The Supreme Court did not approve a ban on corporate political speech until March 27, 1990, in Michigan Chamber of Commerce v. Austin, in a 6-3 decision. (Before that the Court approved bans on contributions by courts and labor unions to political campaigns.) Citizens United overturned Austin, on Jan. 21, 2010. That is to say, the Austin precedent lasted more than 1 decade but less than 2 decades. Thus, the assertion that Citizens United "overturned decades of law and precedent" is simply incorrect. Indeed, before Austin, the most important precedent on corporate political speech was First National Bank of Boston v. Bellotti, 435 U.S. 765 (1978), where the Court struck down a Massachusetts ban on corporate political speech in connection with referendum campaigns. Bellotti technically left open the question whether states or the national government could ban corporate speech in connection with elections, although the decision did reject, in reasoning equally applicable to candidate elections, the argument that states can ban corporate speech to protect shareholders from supporting causes with which they might disagree, a rationale that Justice Brennan tried to rehabilitate in his Austin concurrence.
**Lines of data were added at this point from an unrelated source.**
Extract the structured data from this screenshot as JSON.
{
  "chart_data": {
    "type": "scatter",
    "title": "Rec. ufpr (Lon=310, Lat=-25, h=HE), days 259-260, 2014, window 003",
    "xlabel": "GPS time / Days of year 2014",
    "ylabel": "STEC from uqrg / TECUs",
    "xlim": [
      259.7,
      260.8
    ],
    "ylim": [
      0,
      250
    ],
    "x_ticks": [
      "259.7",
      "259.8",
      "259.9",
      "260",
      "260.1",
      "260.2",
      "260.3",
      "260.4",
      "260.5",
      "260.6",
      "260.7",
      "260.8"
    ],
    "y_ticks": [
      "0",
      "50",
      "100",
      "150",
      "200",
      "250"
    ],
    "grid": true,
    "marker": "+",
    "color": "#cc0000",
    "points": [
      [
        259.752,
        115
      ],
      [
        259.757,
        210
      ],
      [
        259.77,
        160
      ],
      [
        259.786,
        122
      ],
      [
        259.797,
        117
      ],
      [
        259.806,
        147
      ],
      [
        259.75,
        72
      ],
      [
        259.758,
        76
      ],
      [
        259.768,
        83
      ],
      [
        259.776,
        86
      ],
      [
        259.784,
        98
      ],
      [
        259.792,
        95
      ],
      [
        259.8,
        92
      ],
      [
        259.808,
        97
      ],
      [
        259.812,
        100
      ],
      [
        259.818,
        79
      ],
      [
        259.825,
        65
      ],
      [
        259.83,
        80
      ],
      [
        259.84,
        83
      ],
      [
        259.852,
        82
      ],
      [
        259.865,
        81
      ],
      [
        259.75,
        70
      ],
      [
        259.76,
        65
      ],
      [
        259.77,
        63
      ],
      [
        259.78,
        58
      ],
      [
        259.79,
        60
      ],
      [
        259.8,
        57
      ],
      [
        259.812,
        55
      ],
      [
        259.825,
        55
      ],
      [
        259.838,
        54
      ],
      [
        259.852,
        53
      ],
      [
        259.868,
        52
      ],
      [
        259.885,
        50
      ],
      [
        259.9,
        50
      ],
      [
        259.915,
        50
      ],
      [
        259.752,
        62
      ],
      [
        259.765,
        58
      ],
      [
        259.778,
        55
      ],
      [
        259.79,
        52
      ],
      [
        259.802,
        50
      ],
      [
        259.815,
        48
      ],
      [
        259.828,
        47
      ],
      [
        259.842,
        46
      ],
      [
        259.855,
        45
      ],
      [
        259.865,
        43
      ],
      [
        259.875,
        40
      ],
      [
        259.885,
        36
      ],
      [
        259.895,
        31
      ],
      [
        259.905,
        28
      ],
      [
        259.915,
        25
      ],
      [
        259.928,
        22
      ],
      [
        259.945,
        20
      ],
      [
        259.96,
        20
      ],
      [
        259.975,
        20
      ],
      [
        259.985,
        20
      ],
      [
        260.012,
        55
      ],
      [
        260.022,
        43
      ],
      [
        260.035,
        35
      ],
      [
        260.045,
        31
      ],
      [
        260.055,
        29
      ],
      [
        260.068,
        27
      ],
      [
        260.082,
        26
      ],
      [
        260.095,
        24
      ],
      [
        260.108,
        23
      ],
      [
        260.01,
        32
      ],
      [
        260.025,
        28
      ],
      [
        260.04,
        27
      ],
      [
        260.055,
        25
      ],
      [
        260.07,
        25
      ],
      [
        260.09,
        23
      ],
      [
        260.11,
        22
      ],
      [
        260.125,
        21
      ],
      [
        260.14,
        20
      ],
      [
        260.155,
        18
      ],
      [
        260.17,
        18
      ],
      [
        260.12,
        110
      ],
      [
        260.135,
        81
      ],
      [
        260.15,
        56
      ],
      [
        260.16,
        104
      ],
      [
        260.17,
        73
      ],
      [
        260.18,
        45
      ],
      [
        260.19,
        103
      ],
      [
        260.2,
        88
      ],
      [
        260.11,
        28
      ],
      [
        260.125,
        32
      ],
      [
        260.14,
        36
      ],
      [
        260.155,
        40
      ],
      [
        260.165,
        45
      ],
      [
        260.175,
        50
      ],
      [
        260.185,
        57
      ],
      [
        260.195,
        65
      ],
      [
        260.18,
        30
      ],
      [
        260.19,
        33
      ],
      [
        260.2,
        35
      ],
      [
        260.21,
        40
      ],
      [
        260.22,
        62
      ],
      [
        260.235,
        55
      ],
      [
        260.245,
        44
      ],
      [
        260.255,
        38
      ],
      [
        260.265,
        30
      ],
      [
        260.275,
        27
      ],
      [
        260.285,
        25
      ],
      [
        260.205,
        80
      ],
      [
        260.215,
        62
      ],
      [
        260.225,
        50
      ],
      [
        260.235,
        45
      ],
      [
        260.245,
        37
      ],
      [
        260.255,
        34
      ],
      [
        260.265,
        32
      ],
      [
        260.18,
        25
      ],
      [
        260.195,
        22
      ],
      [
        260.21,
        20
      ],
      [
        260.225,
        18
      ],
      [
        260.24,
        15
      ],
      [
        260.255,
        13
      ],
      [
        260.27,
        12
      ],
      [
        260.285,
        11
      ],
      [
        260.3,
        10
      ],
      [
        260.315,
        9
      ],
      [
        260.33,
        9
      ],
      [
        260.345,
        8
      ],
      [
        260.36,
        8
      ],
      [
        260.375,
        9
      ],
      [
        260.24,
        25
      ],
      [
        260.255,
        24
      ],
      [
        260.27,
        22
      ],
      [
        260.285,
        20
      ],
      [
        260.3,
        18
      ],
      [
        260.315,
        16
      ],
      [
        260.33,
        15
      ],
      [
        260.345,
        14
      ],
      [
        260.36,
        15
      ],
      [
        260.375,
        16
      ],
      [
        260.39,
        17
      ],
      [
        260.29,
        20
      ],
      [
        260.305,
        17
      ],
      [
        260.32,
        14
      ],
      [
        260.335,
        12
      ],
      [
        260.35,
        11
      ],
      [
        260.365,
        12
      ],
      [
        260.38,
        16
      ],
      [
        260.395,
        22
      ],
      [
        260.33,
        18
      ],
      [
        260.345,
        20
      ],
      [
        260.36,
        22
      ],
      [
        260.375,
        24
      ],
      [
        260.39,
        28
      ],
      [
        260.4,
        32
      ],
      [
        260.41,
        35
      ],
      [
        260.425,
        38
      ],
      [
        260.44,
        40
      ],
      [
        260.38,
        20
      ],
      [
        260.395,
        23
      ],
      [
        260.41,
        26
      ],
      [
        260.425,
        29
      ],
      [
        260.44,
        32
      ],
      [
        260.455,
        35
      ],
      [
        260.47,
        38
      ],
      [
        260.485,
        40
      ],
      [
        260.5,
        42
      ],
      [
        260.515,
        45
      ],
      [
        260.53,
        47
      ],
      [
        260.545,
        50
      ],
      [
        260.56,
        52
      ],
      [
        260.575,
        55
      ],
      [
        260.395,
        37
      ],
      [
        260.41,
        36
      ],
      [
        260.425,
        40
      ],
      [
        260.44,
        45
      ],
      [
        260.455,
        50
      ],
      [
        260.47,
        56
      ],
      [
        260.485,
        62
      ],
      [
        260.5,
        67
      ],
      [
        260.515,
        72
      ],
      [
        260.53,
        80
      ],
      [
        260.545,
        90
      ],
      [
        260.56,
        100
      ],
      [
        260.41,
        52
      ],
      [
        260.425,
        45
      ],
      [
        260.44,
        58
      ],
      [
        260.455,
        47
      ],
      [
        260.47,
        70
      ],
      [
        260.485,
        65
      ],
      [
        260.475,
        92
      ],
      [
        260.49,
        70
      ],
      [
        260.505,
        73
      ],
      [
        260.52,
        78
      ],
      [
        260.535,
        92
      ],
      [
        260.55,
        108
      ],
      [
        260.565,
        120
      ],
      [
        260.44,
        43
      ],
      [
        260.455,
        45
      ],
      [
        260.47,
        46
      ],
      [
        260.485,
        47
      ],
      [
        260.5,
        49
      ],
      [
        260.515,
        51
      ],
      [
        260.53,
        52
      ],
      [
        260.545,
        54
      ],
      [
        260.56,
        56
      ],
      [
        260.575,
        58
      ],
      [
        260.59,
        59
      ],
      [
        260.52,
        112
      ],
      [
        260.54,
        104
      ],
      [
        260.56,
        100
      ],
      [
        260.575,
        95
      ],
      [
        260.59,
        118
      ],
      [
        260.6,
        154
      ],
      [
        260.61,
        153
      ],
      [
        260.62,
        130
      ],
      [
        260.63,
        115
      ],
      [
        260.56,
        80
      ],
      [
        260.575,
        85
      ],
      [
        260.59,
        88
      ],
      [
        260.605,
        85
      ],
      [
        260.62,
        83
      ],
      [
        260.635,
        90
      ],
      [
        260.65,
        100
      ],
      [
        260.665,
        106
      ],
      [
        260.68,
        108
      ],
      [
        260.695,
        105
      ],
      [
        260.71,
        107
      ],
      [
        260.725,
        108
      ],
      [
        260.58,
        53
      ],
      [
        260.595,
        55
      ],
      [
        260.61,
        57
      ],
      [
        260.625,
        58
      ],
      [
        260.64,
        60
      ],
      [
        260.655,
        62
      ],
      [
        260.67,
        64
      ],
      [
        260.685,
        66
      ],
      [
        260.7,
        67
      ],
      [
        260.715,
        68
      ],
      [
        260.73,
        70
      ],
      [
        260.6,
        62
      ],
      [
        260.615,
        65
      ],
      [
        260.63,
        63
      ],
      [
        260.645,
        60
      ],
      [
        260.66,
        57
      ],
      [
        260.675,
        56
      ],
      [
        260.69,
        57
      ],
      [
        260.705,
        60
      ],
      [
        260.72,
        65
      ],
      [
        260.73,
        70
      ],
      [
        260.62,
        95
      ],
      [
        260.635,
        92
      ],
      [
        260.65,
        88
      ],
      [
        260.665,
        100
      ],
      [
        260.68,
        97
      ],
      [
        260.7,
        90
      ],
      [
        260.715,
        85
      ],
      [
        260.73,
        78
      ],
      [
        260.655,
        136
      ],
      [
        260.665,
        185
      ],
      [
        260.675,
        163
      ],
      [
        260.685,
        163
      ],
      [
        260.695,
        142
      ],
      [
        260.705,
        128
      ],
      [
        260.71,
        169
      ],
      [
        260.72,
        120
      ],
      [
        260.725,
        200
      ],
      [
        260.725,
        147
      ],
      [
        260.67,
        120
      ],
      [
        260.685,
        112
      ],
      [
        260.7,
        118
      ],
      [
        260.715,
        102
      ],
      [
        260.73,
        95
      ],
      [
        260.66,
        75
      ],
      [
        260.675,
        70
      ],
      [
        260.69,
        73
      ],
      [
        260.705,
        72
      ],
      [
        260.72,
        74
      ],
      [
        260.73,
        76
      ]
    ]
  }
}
Still, as of 1990, there was no precedent sustaining a ban on corporate political speech in connection with candidate elections.
What, though, about the reform efforts of President Roosevelt. Here again, President Obama is off base. President Roosevelt supported legislation that prohibited corporate contributions to political campaigns, and Congress enacted that legislation in the form of the Tilden Act in 1906. The statute did not ban independent speech by corporations, however. (Indeed, given the Supreme Court's commerce clause jurisprudence during that era, it seems unlikely that Congress could have successfully banned such speech; the Court had repeatedly held that only states could generate corporate law and that Congress's authority was limited to regulating actual interstate commerce, and not companies that engaged in such commerce.) Moreover, Citizens United did not question the constitutionality of statutes like the Tilden Act. Thus, contrary to President Obama's claim, Citizens United was not in any way inconsistent with President Roosevelt's reforms. Indeed, the line the Citizens United opinion implicitly drew between corporate speech, on the one hand, and corporate contributions to candidates, on the other, was exactly the same distinction that the Tilden Act drew in 1906. Hence, on this question at least, the Supreme Court and T.R. are in complete accord.
As I have noted in previous posts, it's perfectly fine for a President to criticize decisions of the Supreme Court. He may even propose legislation inconsistent with such decisions, hoping the Court will change its mind. But a President who promises a post-partisan era characterized by a more civil political discourse should lead by example and refrain from repeatedly misstating If the President wants to ban core political speech by corporations and their shareholders, let him make the case for doing so on the merits, instead of appealing to tradition and case law that never existed.